> International
Assisted suicide outrages Germans
(China Daily)
Updated: 2008-07-03 07:38

The release of a video showing a former local politician helping a 79-year-old woman commit suicide has caused outrage in Germany and prompted some states to try to tighten their rules on assisted suicide.

Former Hamburg senator Roger Kusch, a prominent right to die campaigner, has said he advised the healthy pensioner on how to prepare a lethal cocktail of sedatives and malaria drugs which would kill her and left her flat shortly before she died.

Kusch filmed nine hours of conversations with unmarried and childless Bettina Schardt, who said she dreaded being taken to a home for the elderly. However, she did not have a terminal illness and said: "I can't say that I am suffering."

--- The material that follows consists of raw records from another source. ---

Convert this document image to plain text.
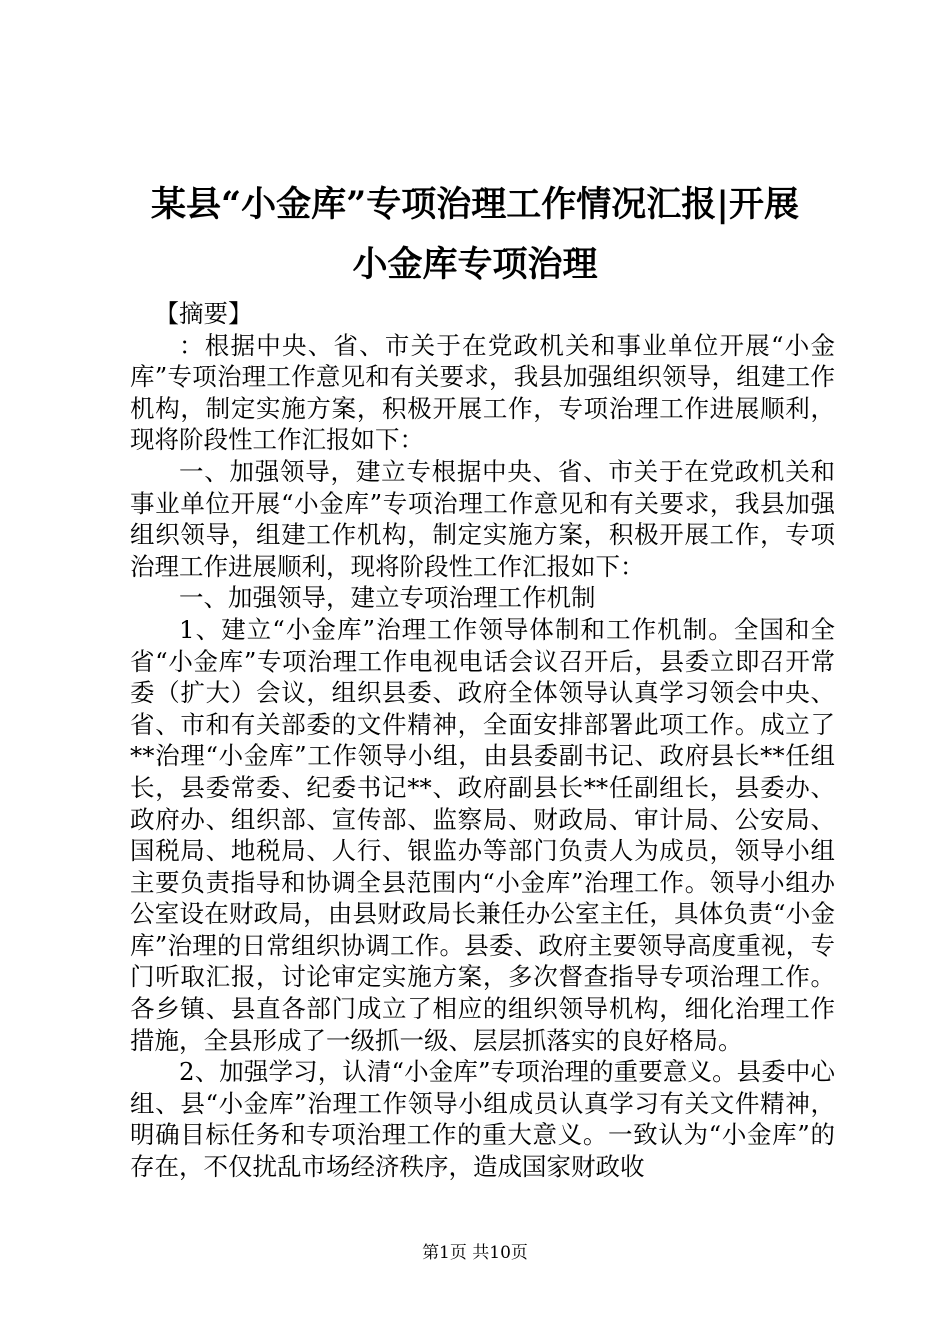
某县“小金库”专项治理工作情况汇报|开展
小金库专项治理

【摘要】

：根据中央、省、市关于在党政机关和事业单位开展“小金库”专项治理工作意见和有关要求，我县加强组织领导，组建工作机构，制定实施方案，积极开展工作，专项治理工作进展顺利，现将阶段性工作汇报如下：

一、加强领导，建立专根据中央、省、市关于在党政机关和事业单位开展“小金库”专项治理工作意见和有关要求，我县加强组织领导，组建工作机构，制定实施方案，积极开展工作，专项治理工作进展顺利，现将阶段性工作汇报如下：

一、加强领导，建立专项治理工作机制

1、建立“小金库”治理工作领导体制和工作机制。全国和全省“小金库”专项治理工作电视电话会议召开后，县委立即召开常委（扩大）会议，组织县委、政府全体领导认真学习领会中央、省、市和有关部委的文件精神，全面安排部署此项工作。成立了**治理“小金库”工作领导小组，由县委副书记、政府县长**任组长，县委常委、纪委书记**、政府副县长**任副组长，县委办、政府办、组织部、宣传部、监察局、财政局、审计局、公安局、国税局、地税局、人行、银监办等部门负责人为成员，领导小组主要负责指导和协调全县范围内“小金库”治理工作。领导小组办公室设在财政局，由县财政局长兼任办公室主任，具体负责“小金库”治理的日常组织协调工作。县委、政府主要领导高度重视，专门听取汇报，讨论审定实施方案，多次督查指导专项治理工作。各乡镇、县直各部门成立了相应的组织领导机构，细化治理工作措施，全县形成了一级抓一级、层层抓落实的良好格局。

2、加强学习，认清“小金库”专项治理的重要意义。县委中心组、县“小金库”治理工作领导小组成员认真学习有关文件精神，明确目标任务和专项治理工作的重大意义。一致认为“小金库”的存在，不仅扰乱市场经济秩序，造成国家财政收

第1页 共10页
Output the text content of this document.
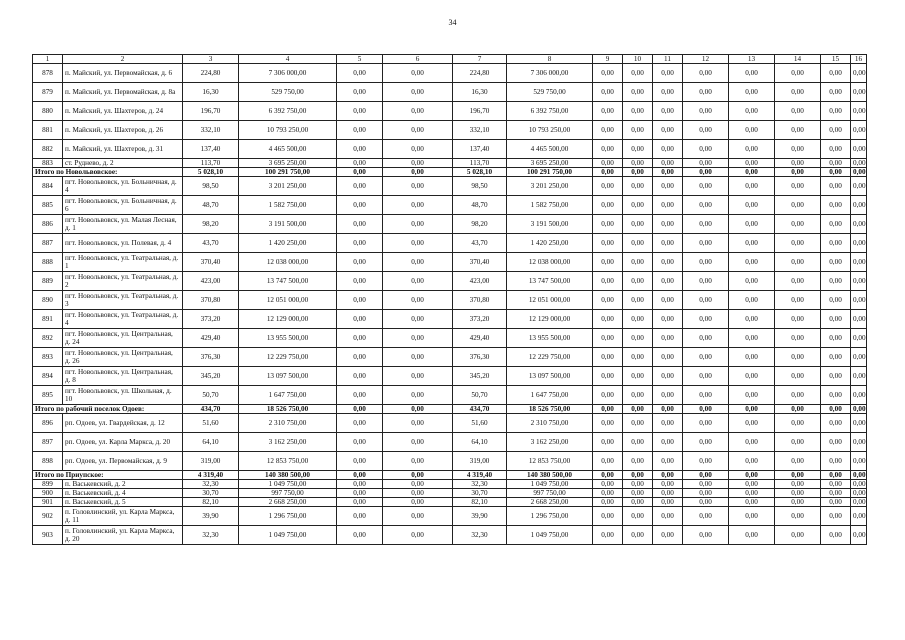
34
1	2	3	4	5	6	7	8	9	10	11	12	13	14	15	16
878	п. Майский, ул. Первомайская, д. 6	224,80	7 306 000,00	0,00	0,00	224,80	7 306 000,00	0,00	0,00	0,00	0,00	0,00	0,00	0,00	0,00
879	п. Майский, ул. Первомайская, д. 8а	16,30	529 750,00	0,00	0,00	16,30	529 750,00	0,00	0,00	0,00	0,00	0,00	0,00	0,00	0,00
880	п. Майский, ул. Шахтеров, д. 24	196,70	6 392 750,00	0,00	0,00	196,70	6 392 750,00	0,00	0,00	0,00	0,00	0,00	0,00	0,00	0,00
881	п. Майский, ул. Шахтеров, д. 26	332,10	10 793 250,00	0,00	0,00	332,10	10 793 250,00	0,00	0,00	0,00	0,00	0,00	0,00	0,00	0,00
882	п. Майский, ул. Шахтеров, д. 31	137,40	4 465 500,00	0,00	0,00	137,40	4 465 500,00	0,00	0,00	0,00	0,00	0,00	0,00	0,00	0,00
883	ст. Руднево, д. 2	113,70	3 695 250,00	0,00	0,00	113,70	3 695 250,00	0,00	0,00	0,00	0,00	0,00	0,00	0,00	0,00
Итого по Новольвовское:		5 028,10	100 291 750,00	0,00	0,00	5 028,10	100 291 750,00	0,00	0,00	0,00	0,00	0,00	0,00	0,00	0,00
884	пгт. Новольвовск, ул. Больничная, д. 4	98,50	3 201 250,00	0,00	0,00	98,50	3 201 250,00	0,00	0,00	0,00	0,00	0,00	0,00	0,00	0,00
885	пгт. Новольвовск, ул. Больничная, д. 6	48,70	1 582 750,00	0,00	0,00	48,70	1 582 750,00	0,00	0,00	0,00	0,00	0,00	0,00	0,00	0,00
886	пгт. Новольвовск, ул. Малая Лесная, д. 1	98,20	3 191 500,00	0,00	0,00	98,20	3 191 500,00	0,00	0,00	0,00	0,00	0,00	0,00	0,00	0,00
887	пгт. Новольвовск, ул. Полевая, д. 4	43,70	1 420 250,00	0,00	0,00	43,70	1 420 250,00	0,00	0,00	0,00	0,00	0,00	0,00	0,00	0,00
888	пгт. Новольвовск, ул. Театральная, д. 1	370,40	12 038 000,00	0,00	0,00	370,40	12 038 000,00	0,00	0,00	0,00	0,00	0,00	0,00	0,00	0,00
889	пгт. Новольвовск, ул. Театральная, д. 2	423,00	13 747 500,00	0,00	0,00	423,00	13 747 500,00	0,00	0,00	0,00	0,00	0,00	0,00	0,00	0,00
890	пгт. Новольвовск, ул. Театральная, д. 3	370,80	12 051 000,00	0,00	0,00	370,80	12 051 000,00	0,00	0,00	0,00	0,00	0,00	0,00	0,00	0,00
891	пгт. Новольвовск, ул. Театральная, д. 4	373,20	12 129 000,00	0,00	0,00	373,20	12 129 000,00	0,00	0,00	0,00	0,00	0,00	0,00	0,00	0,00
892	пгт. Новольвовск, ул. Центральная, д. 24	429,40	13 955 500,00	0,00	0,00	429,40	13 955 500,00	0,00	0,00	0,00	0,00	0,00	0,00	0,00	0,00
893	пгт. Новольвовск, ул. Центральная, д. 26	376,30	12 229 750,00	0,00	0,00	376,30	12 229 750,00	0,00	0,00	0,00	0,00	0,00	0,00	0,00	0,00
894	пгт. Новольвовск, ул. Центральная, д. 8	345,20	13 097 500,00	0,00	0,00	345,20	13 097 500,00	0,00	0,00	0,00	0,00	0,00	0,00	0,00	0,00
895	пгт. Новольвовск, ул. Школьная, д. 10	50,70	1 647 750,00	0,00	0,00	50,70	1 647 750,00	0,00	0,00	0,00	0,00	0,00	0,00	0,00	0,00
Итого по рабочий поселок Одоев:		434,70	18 526 750,00	0,00	0,00	434,70	18 526 750,00	0,00	0,00	0,00	0,00	0,00	0,00	0,00	0,00
896	рп. Одоев, ул. Гвардейская, д. 12	51,60	2 310 750,00	0,00	0,00	51,60	2 310 750,00	0,00	0,00	0,00	0,00	0,00	0,00	0,00	0,00
897	рп. Одоев, ул. Карла Маркса, д. 20	64,10	3 162 250,00	0,00	0,00	64,10	3 162 250,00	0,00	0,00	0,00	0,00	0,00	0,00	0,00	0,00
898	рп. Одоев, ул. Первомайская, д. 9	319,00	12 853 750,00	0,00	0,00	319,00	12 853 750,00	0,00	0,00	0,00	0,00	0,00	0,00	0,00	0,00
Итого по Приупское:		4 319,40	140 380 500,00	0,00	0,00	4 319,40	140 380 500,00	0,00	0,00	0,00	0,00	0,00	0,00	0,00	0,00
899	п. Васькевский, д. 2	32,30	1 049 750,00	0,00	0,00	32,30	1 049 750,00	0,00	0,00	0,00	0,00	0,00	0,00	0,00	0,00
900	п. Васькевский, д. 4	30,70	997 750,00	0,00	0,00	30,70	997 750,00	0,00	0,00	0,00	0,00	0,00	0,00	0,00	0,00
901	п. Васькевский, д. 5	82,10	2 668 250,00	0,00	0,00	82,10	2 668 250,00	0,00	0,00	0,00	0,00	0,00	0,00	0,00	0,00
902	п. Головлинский, ул. Карла Маркса, д. 11	39,90	1 296 750,00	0,00	0,00	39,90	1 296 750,00	0,00	0,00	0,00	0,00	0,00	0,00	0,00	0,00
903	п. Головлинский, ул. Карла Маркса, д. 20	32,30	1 049 750,00	0,00	0,00	32,30	1 049 750,00	0,00	0,00	0,00	0,00	0,00	0,00	0,00	0,00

The subject of euthanasia is particularly sensitive in Germany due to the Nazis who some historians estimate killed more than 100,000 mentally handicapped or incurably ill people between 1940 and 1945.

It is illegal to help someone commit suicide in Germany but Kusch sought to avoid prosecution as he did not personally administer the drugs.

Details of the case, which prosecutors are looking into, were plastered across German media on Tuesday after Kusch showed extracts of the video at a news conference on Monday.

"What Mr Kusch did was macabre propaganda which has nothing to do with politics," said Health Minister Ulla Schmidt.